Mumias’ rating falls as sugar firm put on ‘watch’ list

Money Markets
Mumias Sugar Company factory. Financial woes continue to dog the sugar miller. PHOTO | FILE
Mumias Sugar Company factory. Financial woes continue to dog the sugar miller. PHOTO | FILE 
By GEORGE NGIGI, gngigi@ke.nationmedia.com
In Summary
  • Global Credit Ratings (GCR) has downgraded the troubled sugar miller’s long-term credit rating to BBB from A of December last year and A+ in 2012.
  • The firm has been through a rough patch due to financial strains and issues of corporate governance that GCR said were likely to further impact Mumias’ credit rating.
  • A downgrading of a company’s credit rating indicates uncertainty over its ability to service debts.

Mumias Sugar Company has suffered a credit-rating downgrade with a probability of further deterioration, reflecting the firm’s worsening financial position.
South African-based Global Credit Ratings (GCR), licensed by the Capital Markets Authority to evaluate the financial strength of firms listed on the Nairobi Securities Exchange, downgraded the troubled sugar miller’s long-term credit rating to BBB from A of December last year and A+ in 2012.

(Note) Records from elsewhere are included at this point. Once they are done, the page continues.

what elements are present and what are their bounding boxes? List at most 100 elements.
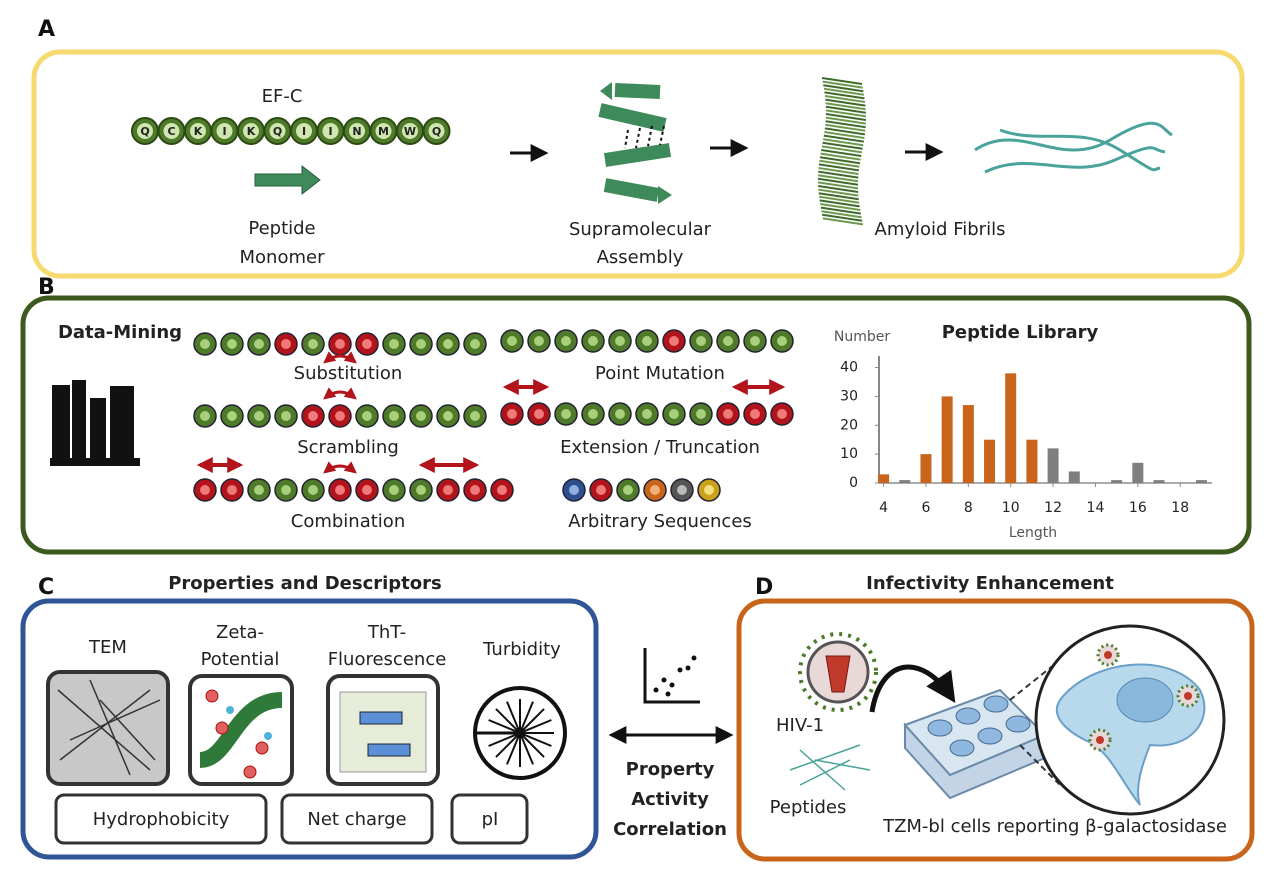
bar bbox=[941, 396, 953, 483]
fibril-strand bbox=[824, 131, 865, 139]
fibril-strand bbox=[823, 87, 865, 96]
fibril bbox=[984, 146, 1166, 174]
descriptor-box bbox=[54, 793, 268, 845]
bead-core bbox=[470, 411, 480, 421]
scatter-dot bbox=[653, 687, 659, 693]
scatter-dot bbox=[677, 667, 683, 673]
bar bbox=[962, 405, 974, 483]
fibril-strand bbox=[825, 123, 866, 132]
fibril-strand bbox=[823, 138, 864, 147]
fibril-strand bbox=[823, 134, 864, 143]
sequence-letter: N bbox=[352, 125, 361, 138]
sequence-bead-core bbox=[137, 123, 153, 139]
panel-d-frame bbox=[736, 598, 1255, 862]
book bbox=[52, 385, 70, 465]
cells-label: TZM-bl cells reporting β-galactosidase bbox=[882, 816, 1227, 837]
fibril-strand bbox=[818, 185, 859, 193]
fibril-strand bbox=[825, 105, 867, 114]
bead-core bbox=[254, 411, 264, 421]
turbidity-ray bbox=[523, 736, 545, 758]
fibril-strand bbox=[824, 95, 866, 103]
bead-core bbox=[443, 485, 453, 495]
bead-core bbox=[281, 485, 291, 495]
plate-well bbox=[977, 727, 1003, 745]
bead-core bbox=[254, 339, 264, 349]
x-tick-label: 4 bbox=[879, 500, 888, 516]
tem-fiber bbox=[99, 699, 156, 761]
method-label: Point Mutation bbox=[595, 363, 725, 384]
bead-core bbox=[561, 409, 571, 419]
turbidity-ray bbox=[506, 701, 519, 728]
descriptor-label: Hydrophobicity bbox=[93, 809, 230, 830]
bar bbox=[1005, 373, 1017, 483]
tht-dye bbox=[359, 711, 403, 725]
bead-core bbox=[534, 336, 544, 346]
bound-virus-core bbox=[1104, 651, 1112, 659]
bead-core bbox=[534, 409, 544, 419]
sequence-bead-core bbox=[243, 123, 259, 139]
sequence-bead-core bbox=[190, 123, 206, 139]
bead-core bbox=[416, 411, 426, 421]
fibril-strand bbox=[825, 113, 867, 121]
correlation-label: Property bbox=[626, 759, 715, 780]
turbidity-ray bbox=[525, 734, 552, 747]
bar bbox=[899, 480, 911, 483]
y-tick-label: 40 bbox=[840, 360, 858, 376]
bead-core bbox=[507, 409, 517, 419]
bead-core bbox=[362, 339, 372, 349]
sequence-letter: Q bbox=[140, 125, 149, 138]
x-tick-label: 14 bbox=[1087, 500, 1105, 516]
fibril-strand bbox=[817, 177, 859, 186]
ion bbox=[226, 706, 234, 714]
x-tick-label: 8 bbox=[964, 500, 973, 516]
book bbox=[72, 380, 86, 465]
bead-core bbox=[704, 485, 714, 495]
descriptor-box bbox=[280, 793, 434, 845]
peptide-fibril bbox=[814, 759, 871, 771]
bead-core bbox=[254, 485, 264, 495]
descriptor-box bbox=[450, 793, 529, 845]
stage-label: Peptide bbox=[248, 218, 315, 239]
ion bbox=[215, 721, 229, 735]
tht-bg bbox=[339, 691, 427, 773]
sequence-bead-core bbox=[163, 123, 180, 139]
y-tick-label: 20 bbox=[840, 417, 858, 433]
fibril-strand bbox=[822, 213, 863, 222]
peptide-name: EF-C bbox=[262, 86, 303, 107]
strand-arrow bbox=[254, 164, 321, 196]
ion bbox=[205, 689, 219, 703]
measure-label: ThT- bbox=[367, 622, 406, 643]
sequence-letter: C bbox=[167, 125, 175, 138]
tem-fiber bbox=[57, 689, 151, 771]
bead-core bbox=[723, 409, 733, 419]
bead-core bbox=[650, 485, 660, 495]
stage-label: Amyloid Fibrils bbox=[875, 219, 1006, 240]
fibril-strand bbox=[819, 159, 860, 168]
fibril-strand bbox=[820, 152, 861, 161]
fibril bbox=[999, 128, 1161, 172]
swap-arrow bbox=[323, 387, 357, 400]
bead-core bbox=[615, 336, 625, 346]
scatter-dot bbox=[669, 682, 675, 688]
tem-fiber bbox=[69, 699, 161, 741]
bead-core bbox=[443, 411, 453, 421]
nucleus bbox=[1116, 677, 1174, 723]
sequence-bead-core bbox=[322, 123, 339, 139]
fibril-strand bbox=[821, 77, 863, 85]
fibril-strand bbox=[825, 120, 866, 129]
panel-a-frame bbox=[31, 49, 1245, 279]
turbidity-ray bbox=[521, 701, 534, 728]
bead-core bbox=[281, 411, 291, 421]
measure-label: Turbidity bbox=[482, 639, 561, 660]
x-tick-label: 16 bbox=[1129, 500, 1147, 516]
chart-title: Peptide Library bbox=[942, 322, 1099, 343]
sheet-strand bbox=[603, 178, 660, 202]
sequence-letter: M bbox=[378, 125, 389, 138]
peptide-fibril bbox=[799, 759, 851, 786]
sequence-letter: Q bbox=[432, 125, 441, 138]
bead-core bbox=[750, 336, 760, 346]
bead-core bbox=[308, 411, 318, 421]
plate-well bbox=[949, 739, 975, 757]
measure-label: Potential bbox=[201, 649, 280, 670]
sheet-strand bbox=[598, 103, 667, 132]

The firm has been through a rough patch due to financial strains and issues of corporate governance that GCR said were likely to further impact Mumias’ credit rating.
“GCR has noted several instances of weak corporate governance that have seen the suspension of certain senior and middle managers. On the basis of these governance issues and the challenges within core operations, GCR has placed Mumias’ ratings on “Rating Watch”, and accordingly, “will continue to monitor the ratings closely,” GCR said in a summary of its report on the company.
A downgrading of a company’s credit rating indicates uncertainty over its ability to service debts.
Mumias has been struggling to service its massive debts, forcing it to sit with seven banks to restructure its loans to ease the repayment burden. Poor rating means a company borrows at a stiffer interest rate and is likely to be damaging to Mumias.
The miller is the largest sugar producer in Kenya accounting for an estimated 28 per cent of the domestic production that is, however, down from previous 40 per cent.
The company has been affected by reduced sugar cane cultivation by outgrowers in response to weak prices and poaching of cane grown with Mumias-sponsored inputs, as well as reduced crop and sugar yields. Mumias Outgrowers Company is demanding billions in delayed payments by the listed sugar producer.
The operational challenges saw the company sink deeper in the red with a full-year loss of Sh2.7 billion down from Sh1.6 billion last year. The company’s management has also blamed the poor performance on an influx of illegal imports that have eroded its competitive position.
“The assurance from government authorities to increase vigilance on imported and counterfeit sugar will be a critical factor in ensuring competitive pricing,” says Coutts Ottolo, managing director at Mumias.
He added that the company was investing in an additional packaging plant capacity that would improve its margins and help it regain market share.
In its annual report the company hinted at staff lay-offs. The miller cut its workforce by 243 employees in the year to June this year.
Protection of Mumias from competitors in the Common Market for Eastern and Southern Africa (Comesa) region is set to expire in February next year.
Expiry of the Comesa quantitative restrictions will see sugar companies operating in Comesa countries allowed to export to Kenya tax free.